For Lumber Questions Call Us At: 410-641-2200
For Rental Questions Call Us At: 410-641-5420

Bulletin Board

Tips for Taking Down Walls and Creating an Open Layout

Tips for Taking Down Walls and Creating an Open Layout

Removing walls and opening up the layout in your home can create a truly remarkable transformation. It is often done on television home improvement shows, because the impact can be so dramatic. A lot of care and thought should be made before making this decision, since it can change so much in the way your home feels and flows. The concept of opening the layout of your home is certainly nothing new, but it has gained popularity recently. Talk to friends and family who have had this done in their home and ask them if they would have done anything differently. The open layout can be quite appealing for entertaining, watching children, etc., but there may be some drawbacks that aren’t being considered. Will privacy be a factor in the future? Kitchen aromas (and not only just the good ones) could more easily be spread throughout the house, therefore considering an adequate exhaust fan may be a good idea.

Once you have decided to do this and have located the walls which you would like to remove, there is another important question that must be asked: Is this load bearing wall? A loadbearing wall is a wall that carries weight from above. Obviously, since that weight must always be supported for your home’s structure to remain sound, removing such a wall can add a lot of complication to the project. If possible, select non-loadbearing walls for removal. Unless you have a good amount of knowledge in structure and framing, it is best to consult a structural engineer or qualified contractor to determine whether or not the walls you wish to remove are loadbearing.
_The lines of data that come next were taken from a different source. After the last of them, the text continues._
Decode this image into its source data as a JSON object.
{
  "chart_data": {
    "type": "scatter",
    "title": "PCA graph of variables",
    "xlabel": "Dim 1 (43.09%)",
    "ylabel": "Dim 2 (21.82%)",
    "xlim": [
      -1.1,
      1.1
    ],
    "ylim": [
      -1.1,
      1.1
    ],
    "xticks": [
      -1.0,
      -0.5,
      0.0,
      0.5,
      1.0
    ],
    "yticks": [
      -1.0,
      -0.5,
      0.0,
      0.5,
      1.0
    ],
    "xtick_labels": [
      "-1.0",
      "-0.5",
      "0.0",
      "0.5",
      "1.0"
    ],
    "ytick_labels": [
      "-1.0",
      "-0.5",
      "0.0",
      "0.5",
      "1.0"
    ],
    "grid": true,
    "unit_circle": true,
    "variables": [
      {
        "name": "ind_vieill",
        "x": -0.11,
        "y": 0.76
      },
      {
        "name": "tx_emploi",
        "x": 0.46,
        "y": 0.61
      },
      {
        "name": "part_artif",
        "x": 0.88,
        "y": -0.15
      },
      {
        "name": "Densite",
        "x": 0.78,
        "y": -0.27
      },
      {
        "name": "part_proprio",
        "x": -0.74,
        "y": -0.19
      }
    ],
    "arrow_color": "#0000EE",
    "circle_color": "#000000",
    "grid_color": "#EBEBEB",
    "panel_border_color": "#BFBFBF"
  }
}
Okay, so you’ve confirmed that the wall you want to remove is non-loadbearing. The challenge isn’t over, though. You should always anticipate any wiring, plumbing or heating/cooling components that may be in the wall. Give a thorough visual inspection on both sides of the wall. Look for switches, outlets and thermostats. Are there any plumbing fixtures located on the floor directly above or below this wall? Additionally, look for HVAC vents on the floor or ceiling near the wall. Because some walls may still have wiring in them, even if there are no outlets or switches visible, it is a good idea to use an A/C voltage detector to look for any hidden wiring. If anything is found, determine your game plan for rerouting. Again, if your knowledge is limited in the fields of electrical plumbing or heating, consult or hire a contractor before proceeding.

Some final bits of advice before tearing down any wall, is to shut off the water main and any applicable circuit breakers that may power anything in the location where you are working. Control the spread of dust (and there will be lots), by covering things that can’t be removed from the room with drop cloths and block doorways into the rest of the home with plastic.